With data integration tools, a user can formulate a question, devise a query and get the results immediately. Conceptually, the idea makes sense, especially considering recent advances in the speed and capacity of networks, hardware and databases, he says.

But skeptics ask whether these tools place an unreasonable burden on computing systems. “You don’t want to send a query and have the lights dim,” Austvold says.

Pacific Capital Bancorp is rolling out software from Avaki that consolidates, transforms and publishes data from the bank’s existing databases, operational systems and data warehouse. It did consider the impact of the software on network performance, says Scott Matthew, vice president in the office of technology and applied practices at the Santa Barbara, Calif., bank.

But Pacific Capital found performance was no more of an issue than any new software addition – the bank is mulling other bandwidth-intensive applications, such as VoIP, Matthew says. “It’s always a balancing act with networks,” he says.

On the plus side, because Avaki’s specialty is access – making data from multiple, heterogeneous sources available to applications – it doesn’t take on the entire computational burden. Avaki leaves some of the fine querying to specialists, such as data cleansing or business activity monitoring vendors. So the bank’s data engines – its business intelligence software from Informatica, for example – still do some of the computational work, and Avaki simply makes the results available to other sources, Matthew says.

The opportunity to reuse analytic resources was a big draw for Pacific Capital. Avaki lets users create “data services” that are similar to the concept of a stored procedure on a database engine. Avaki centralizes these stored procedures so multiple applications can use them, Matthew says.

Kawasaki uses IBM’s DB2 Information Integrator to streamline some of its inventory operations. With it, the Irvine, Calif., company has been able to speed the time it takes to ship parts to its 8,000 dealers by reducing the time it takes to pass transactional data from its mainframe to warehouse IT systems.

Instead of waiting for a batch process to run overnight, DB2 Information Integrator pulls orders from Kawasaki’s mainframe soon after dealers place them, says Victor Martinez, manager of data administration and information access services group at Kawasaki.

Using information integration technology is a shift for Kawasaki. The company initially started building traditional data marts, but found it couldn’t keep up with demand. As users became aware of the analytic data available from data marts, requests to build more data marts started flowing, Martinez says.

DB2 Information Integrator provided an alternative. “It allowed us to pierce the veil of the mainframe, go in and grab the data we needed without moving it to a data mart,” he says. “We can bring up five virtual data marts in the time it took to build one data mart.”

For Sutter Health, data integration provided an alternative to costly platform migrations. The Sacramento, Calif., healthcare organization needed a way to provide a single, current view of each patient, including medical history. But it didn’t want to have to migrate dozens of patient systems, spread across its 30 hospitals, to one format.

Sutter maintains more than 100 databases; records pertaining to any one patient might be in 50% to 60% of them, says John Hummel, CIO at Sutter Health. “It sounds simplistic enough, the idea of centralizing patient data,” Hummel says. “But it’s extremely difficult to get all the disparate pieces of information together and have them make sense.”

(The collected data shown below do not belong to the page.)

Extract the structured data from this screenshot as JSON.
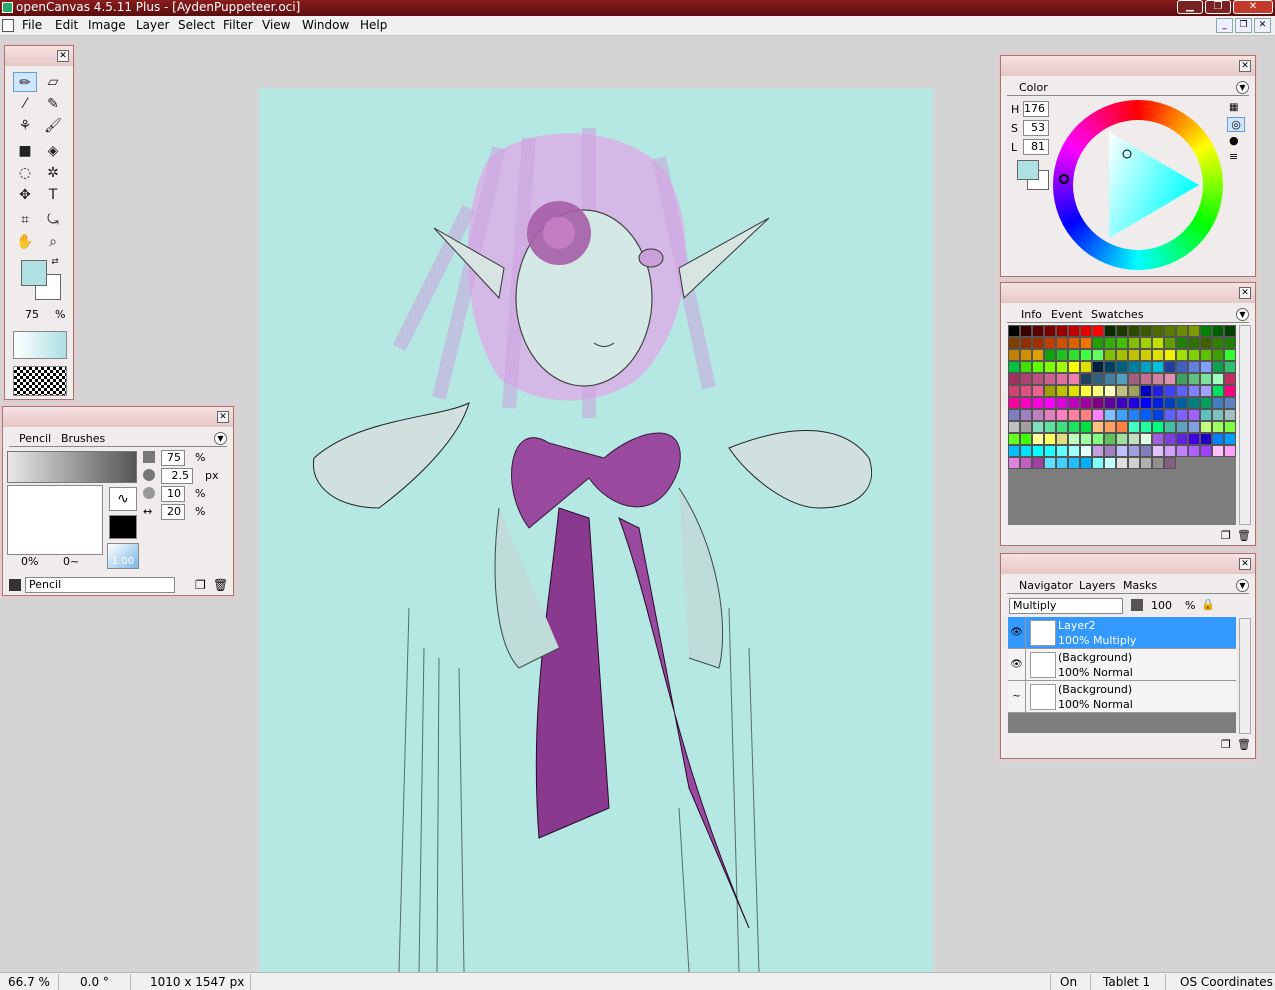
{
  "app": {
    "title": "openCanvas 4.5.11 Plus - [AydenPuppeteer.oci]"
  },
  "menu": [
    "File",
    "Edit",
    "Image",
    "Layer",
    "Select",
    "Filter",
    "View",
    "Window",
    "Help"
  ],
  "window_buttons": {
    "min": "▁",
    "max": "❐",
    "close": "✕"
  },
  "mdi_buttons": {
    "min": "_",
    "restore": "❐",
    "close": "✕"
  },
  "toolbox": {
    "zoom_value": "75",
    "zoom_unit": "%",
    "fg_color": "#aee0e4",
    "bg_color": "#ffffff"
  },
  "brush_panel": {
    "tabs": [
      "Pencil",
      "Brushes"
    ],
    "opacity": "75",
    "opacity_unit": "%",
    "size": "2.5",
    "size_unit": "px",
    "min_size": "10",
    "min_size_unit": "%",
    "density": "20",
    "density_unit": "%",
    "angle_left": "0%",
    "angle_right": "0~",
    "scale": "1.00",
    "name": "Pencil"
  },
  "color_panel": {
    "tab": "Color",
    "h_label": "H",
    "h": "176",
    "s_label": "S",
    "s": "53",
    "l_label": "L",
    "l": "81",
    "swatch": "#aee0e4"
  },
  "info_panel": {
    "tabs": [
      "Info",
      "Event",
      "Swatches"
    ]
  },
  "swatches": [
    "#000000",
    "#3a0000",
    "#5a0000",
    "#7a0000",
    "#9a0000",
    "#c00000",
    "#e00000",
    "#ff0000",
    "#0a2a00",
    "#1a3a00",
    "#2a4a00",
    "#3a5a00",
    "#4a6a00",
    "#5a7a00",
    "#6a8a00",
    "#7a9a00",
    "#008000",
    "#006000",
    "#004000",
    "#804000",
    "#903000",
    "#a03000",
    "#c04000",
    "#d05000",
    "#e06000",
    "#f07000",
    "#20a000",
    "#30b000",
    "#40c000",
    "#80c000",
    "#a0d000",
    "#c0e000",
    "#60a000",
    "#208000",
    "#307000",
    "#406000",
    "#308000",
    "#208000",
    "#c08000",
    "#d09000",
    "#e0a000",
    "#10a010",
    "#20c020",
    "#30e030",
    "#40ff40",
    "#60ff60",
    "#80c000",
    "#a0c000",
    "#c0c000",
    "#d0d000",
    "#e0e000",
    "#f0f000",
    "#a0e000",
    "#80d000",
    "#60c000",
    "#40a000",
    "#30ff30",
    "#00c040",
    "#40e000",
    "#60ff00",
    "#80ff00",
    "#a0ff00",
    "#ffff00",
    "#e0e000",
    "#002040",
    "#004060",
    "#006080",
    "#0080a0",
    "#00a0c0",
    "#00c0e0",
    "#2040a0",
    "#4060c0",
    "#6080e0",
    "#80a0ff",
    "#10a050",
    "#30c070",
    "#a03060",
    "#b04070",
    "#c05080",
    "#d06090",
    "#e070a0",
    "#f080b0",
    "#204060",
    "#306080",
    "#4080a0",
    "#50a0c0",
    "#a06080",
    "#c07090",
    "#d080a0",
    "#e090b0",
    "#40a060",
    "#60c080",
    "#80e0a0",
    "#a0ffc0",
    "#c03060",
    "#d04070",
    "#e05080",
    "#f06090",
    "#a0a000",
    "#c0c000",
    "#e0e000",
    "#ffff40",
    "#ffff80",
    "#ffffc0",
    "#c0c080",
    "#a0a060",
    "#0000c0",
    "#2020e0",
    "#4040ff",
    "#6060ff",
    "#8080ff",
    "#a0a0ff",
    "#00e060",
    "#ff0080",
    "#ff00a0",
    "#ff00c0",
    "#ff00e0",
    "#ff00ff",
    "#e000e0",
    "#c000c0",
    "#a000a0",
    "#800080",
    "#6000a0",
    "#4000c0",
    "#2000e0",
    "#0000ff",
    "#0020e0",
    "#0040c0",
    "#0060a0",
    "#008080",
    "#00a060",
    "#4080c0",
    "#6080c0",
    "#8080c0",
    "#a080c0",
    "#c080c0",
    "#e080c0",
    "#ff80c0",
    "#ff80a0",
    "#ff8080",
    "#ff80ff",
    "#80c0ff",
    "#40a0ff",
    "#2080ff",
    "#0060ff",
    "#0040e0",
    "#6060ff",
    "#8060ff",
    "#a060ff",
    "#60c0c0",
    "#80c0c0",
    "#a0c0c0",
    "#c0c0c0",
    "#a0a0a0",
    "#80e0c0",
    "#60e0a0",
    "#40e080",
    "#20e060",
    "#00e040",
    "#ffc080",
    "#ffa060",
    "#ff8040",
    "#40ffc0",
    "#20ffa0",
    "#00ff80",
    "#40c0a0",
    "#60a0c0",
    "#80a0e0",
    "#c0ff80",
    "#a0ff60",
    "#80ff40",
    "#60ff20",
    "#40ff00",
    "#ffffa0",
    "#ffff60",
    "#e0e080",
    "#c0ffc0",
    "#a0ffa0",
    "#80ff80",
    "#60c060",
    "#a0e0a0",
    "#c0e0c0",
    "#e0ffe0",
    "#a060e0",
    "#8040e0",
    "#6020e0",
    "#4000e0",
    "#2000c0",
    "#0080ff",
    "#00a0ff",
    "#00c0ff",
    "#00e0ff",
    "#00ffff",
    "#20ffff",
    "#60ffff",
    "#a0ffff",
    "#e0ffff",
    "#c0a0e0",
    "#a080c0",
    "#c0c0ff",
    "#a0a0e0",
    "#8080c0",
    "#e0c0ff",
    "#d0a0ff",
    "#c080ff",
    "#b060ff",
    "#a040ff",
    "#ffc0ff",
    "#ffa0ff",
    "#e080e0",
    "#c060c0",
    "#a040a0",
    "#60e0ff",
    "#40d0ff",
    "#20c0ff",
    "#00b0ff",
    "#80ffff",
    "#c0ffff",
    "#e0e0e0",
    "#d0d0d0",
    "#b0b0b0",
    "#909090",
    "#806080"
  ],
  "layers_panel": {
    "tabs": [
      "Navigator",
      "Layers",
      "Masks"
    ],
    "blend_mode": "Multiply",
    "opacity": "100",
    "opacity_unit": "%",
    "layers": [
      {
        "name": "Layer2",
        "info": "100% Multiply",
        "selected": true,
        "eye": "👁"
      },
      {
        "name": "(Background)",
        "info": "100% Normal",
        "selected": false,
        "eye": "👁"
      },
      {
        "name": "(Background)",
        "info": "100% Normal",
        "selected": false,
        "eye": "~"
      }
    ]
  },
  "status": {
    "zoom": "66.7 %",
    "angle": "0.0 °",
    "dimensions": "1010 x 1547 px",
    "tablet_state": "On",
    "tablet": "Tablet 1",
    "coords": "OS Coordinates"
  }
}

To accomplish that, Sutter is rolling out software from Initiate Systems, which specializes in customer data integration for healthcare companies. Initiate’s Identity Hub software links data from disparate systems without requiring changes to existing records.

That’s a key cost advantage, Hummel says. Other healthcare organizations have paid up to $1 million per hospital to retrofit systems, he says. With Identity Hub, Sutter is spending about $4 million, or $1 per patient, across the health group’s 30 hospitals to create a master patient index.